A senior U.S. diplomat on Wednesday chastised Myanmar, also known as Burma, for its treatment of the Rohingya minority group.

"The Rohingya need to be treated as citizens of Burma," said Assistant Secretary of State Anne Sherman at a news conference in Bangkok.

Sherman spoke a day after touring refugee camps in Indonesia where hundreds of Rohingya and other migrants are being temporarily sheltered.

Since last month, thousands of desperate migrants from Myanmar and neighboring Bangladesh have reached the shores of Southeast Asian countries.

Thousands more are thought to be stranded in the Andaman Sea and the Bay of Bengal, where they are on rickety, overcrowded boats with dwindling supplies.

On Monday, U.S. President Barack Obama said part of the reason the Rohingya are fleeing is because they are being "discriminated against significantly" in Myanmar.

Washington would like to see "all Burmese leaders" speak up on the Rohingya issue, including opposition leader Aung San Suu Kyi, according to Sherman.

Aung San Suu Kyi has been silent over the plight of the mostly Muslim Rohingya, who are denied citizenship and other basic rights in predominantly Buddhist Myanmar.

Myanmar leaders refuse to recognize the minority group.
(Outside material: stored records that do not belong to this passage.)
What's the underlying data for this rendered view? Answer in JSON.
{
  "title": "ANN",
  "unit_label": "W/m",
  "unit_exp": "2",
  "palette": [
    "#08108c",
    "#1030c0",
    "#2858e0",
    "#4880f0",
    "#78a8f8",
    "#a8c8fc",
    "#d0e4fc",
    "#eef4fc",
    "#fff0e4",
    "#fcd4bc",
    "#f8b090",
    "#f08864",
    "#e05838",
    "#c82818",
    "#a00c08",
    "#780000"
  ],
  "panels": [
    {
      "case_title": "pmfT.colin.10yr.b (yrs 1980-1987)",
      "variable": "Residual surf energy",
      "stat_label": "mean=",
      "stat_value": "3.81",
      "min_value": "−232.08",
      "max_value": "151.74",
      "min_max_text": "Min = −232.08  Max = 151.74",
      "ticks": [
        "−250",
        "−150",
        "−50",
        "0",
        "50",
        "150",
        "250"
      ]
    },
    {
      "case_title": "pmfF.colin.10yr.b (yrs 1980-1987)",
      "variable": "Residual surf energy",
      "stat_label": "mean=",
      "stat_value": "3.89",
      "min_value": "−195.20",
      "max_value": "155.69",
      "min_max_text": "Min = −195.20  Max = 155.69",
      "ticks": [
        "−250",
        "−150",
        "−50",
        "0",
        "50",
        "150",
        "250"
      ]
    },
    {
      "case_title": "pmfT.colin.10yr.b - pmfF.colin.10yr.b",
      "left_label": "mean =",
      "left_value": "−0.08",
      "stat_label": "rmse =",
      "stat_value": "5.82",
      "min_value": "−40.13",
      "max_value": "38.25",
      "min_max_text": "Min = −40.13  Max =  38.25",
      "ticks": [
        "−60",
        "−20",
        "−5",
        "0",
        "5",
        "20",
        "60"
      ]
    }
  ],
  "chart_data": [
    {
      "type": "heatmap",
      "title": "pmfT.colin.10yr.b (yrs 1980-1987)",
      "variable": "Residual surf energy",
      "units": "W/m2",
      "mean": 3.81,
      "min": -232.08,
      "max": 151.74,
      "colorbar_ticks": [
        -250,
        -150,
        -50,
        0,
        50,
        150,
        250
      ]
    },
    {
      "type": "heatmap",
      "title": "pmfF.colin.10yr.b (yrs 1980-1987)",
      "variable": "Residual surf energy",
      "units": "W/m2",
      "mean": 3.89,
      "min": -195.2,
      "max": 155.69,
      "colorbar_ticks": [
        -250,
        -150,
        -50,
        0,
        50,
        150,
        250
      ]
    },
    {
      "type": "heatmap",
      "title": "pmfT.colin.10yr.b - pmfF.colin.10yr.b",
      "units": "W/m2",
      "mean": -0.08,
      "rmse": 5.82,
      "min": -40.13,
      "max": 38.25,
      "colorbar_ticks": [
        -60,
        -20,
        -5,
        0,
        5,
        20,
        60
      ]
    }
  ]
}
It instead considers them as illegal immigrants from Bangladesh, which also does not recognize the Rohingya as citizens.

Sherman said no nation in the region should consider itself an "innocent bystander" in the migrant crisis. She also said there has been a "real shift" in the region from earlier last month, when Southeast Asian governments refused to allow migrant boats to land on their shores.

Following weeks of international pressure, Indonesia and Malaysia agreed last week to shelter 7,000 of the migrants, provided they are resettled with the help of the international community within a year.